SOUTH BEND, Ind. -- As Matthias Farley made his way off the field at Sun Life Stadium in January, fellow safety Jamoris Slaughter caught up with him. As the two dodged confetti and gleeful Alabama players, Slaughter had a message for him: "Remember the taste in your mouth right now, and let that fuel your offseason."
Three months later, Slaughter is gone. So too is Zeke Motta, meaning Farley is the most experienced safety on Notre Dame's roster. Notre Dame has plenty of talent there, with Elijah Shumate, Nicky Baratti, Austin Collinsworth and -- in a few months -- incoming freshman Max Redfield competing for playing time. But it'll be up to Farley, who only switched to safety from wide receiver a year ago, to provide veteran leadership to the group.
"This time last year, I was just learning everything, so definitely I’m still learning as I go, but I’m trying to help people along just as Zeke and Jamoris did last year," Farley said. "It’s crazy to me, though -- so much has happened in a year."
At this time in 2012, Notre Dame safeties coach Bob Elliot wasn't sure Farley would contribute on anything more than special teams during his sophomore year. But he made the leap last spring and summer, and when Slaughter went down in Week 3 with a torn Achilles' tendon, he got his chance.

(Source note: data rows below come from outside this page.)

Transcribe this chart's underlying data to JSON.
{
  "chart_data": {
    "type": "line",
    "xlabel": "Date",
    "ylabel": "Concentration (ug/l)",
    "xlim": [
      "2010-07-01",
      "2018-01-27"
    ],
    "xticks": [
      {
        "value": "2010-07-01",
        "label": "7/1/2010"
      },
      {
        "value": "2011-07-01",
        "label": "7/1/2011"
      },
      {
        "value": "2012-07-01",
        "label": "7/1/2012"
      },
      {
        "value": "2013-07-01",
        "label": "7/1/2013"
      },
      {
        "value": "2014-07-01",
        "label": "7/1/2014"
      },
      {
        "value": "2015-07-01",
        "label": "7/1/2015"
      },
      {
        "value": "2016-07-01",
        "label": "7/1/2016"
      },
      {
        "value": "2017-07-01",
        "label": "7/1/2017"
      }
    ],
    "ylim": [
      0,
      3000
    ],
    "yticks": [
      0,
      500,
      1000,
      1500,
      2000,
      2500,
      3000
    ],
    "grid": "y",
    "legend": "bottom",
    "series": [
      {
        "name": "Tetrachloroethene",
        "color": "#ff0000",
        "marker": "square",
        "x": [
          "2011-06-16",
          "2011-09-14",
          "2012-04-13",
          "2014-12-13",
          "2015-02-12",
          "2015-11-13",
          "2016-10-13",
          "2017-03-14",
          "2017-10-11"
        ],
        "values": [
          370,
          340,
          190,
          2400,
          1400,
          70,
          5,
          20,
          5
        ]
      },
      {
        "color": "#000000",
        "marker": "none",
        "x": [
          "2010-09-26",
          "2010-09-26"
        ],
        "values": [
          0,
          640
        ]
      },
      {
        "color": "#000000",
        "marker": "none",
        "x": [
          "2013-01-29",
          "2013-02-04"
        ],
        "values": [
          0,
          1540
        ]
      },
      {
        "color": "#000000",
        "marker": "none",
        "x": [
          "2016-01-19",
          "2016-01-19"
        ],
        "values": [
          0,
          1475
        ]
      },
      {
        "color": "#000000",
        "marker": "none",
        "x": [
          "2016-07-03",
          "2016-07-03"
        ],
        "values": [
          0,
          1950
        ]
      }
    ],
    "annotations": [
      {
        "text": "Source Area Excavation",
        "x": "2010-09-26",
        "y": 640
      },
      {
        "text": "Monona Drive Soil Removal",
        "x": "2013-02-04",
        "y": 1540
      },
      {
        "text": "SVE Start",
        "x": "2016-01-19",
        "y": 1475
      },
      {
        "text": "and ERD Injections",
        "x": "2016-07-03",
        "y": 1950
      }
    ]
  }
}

Now, he has another leap to make, going from being a serviceable safety to a traffic director and leader in the Irish secondary.
"It’s a big jump from last year, but the coaches have a lot of faith in me and I know I have to step up and be more vocal, Farley said. "And I have the most experience out of the group so far, so it’s just -- last year my role was stepping in, this year my role is to help other people along and to continue to develop myself."
Collinsworth thinks Farley's more than ready for that increased role.
"Matthias is a really good leader, and he knows a lot in the defensive backfield," Collinsworth said. "So he’s done a great job both coaching up guys and really leading from the front."
Brian Kelly has talked about identifying the next Farley, the next player to make that leap in spring practice. Farley pointed to safety Eilar Hardy as being that guy who could wind up competing for playing time come August following a solid spring.
Farley's been preparing for this job ever since Slaughter put his arm around him in Miami Gardens. He doesn't have the veteran expertise of Slaughter or Motta to go to -- he's the guy now. When Shumate or Collinsworth or Hardy has a question, they'll go to him -- even though last spring, Farley was nothing more than a greenhorn learning the ropes of being a safety.
"It really hits you when the guys leave after the bowl game and they’re not back," Farley said. "So for myself, I knew I had to step up and make sure I was even more accountable than last year now that I’m in a different role this year."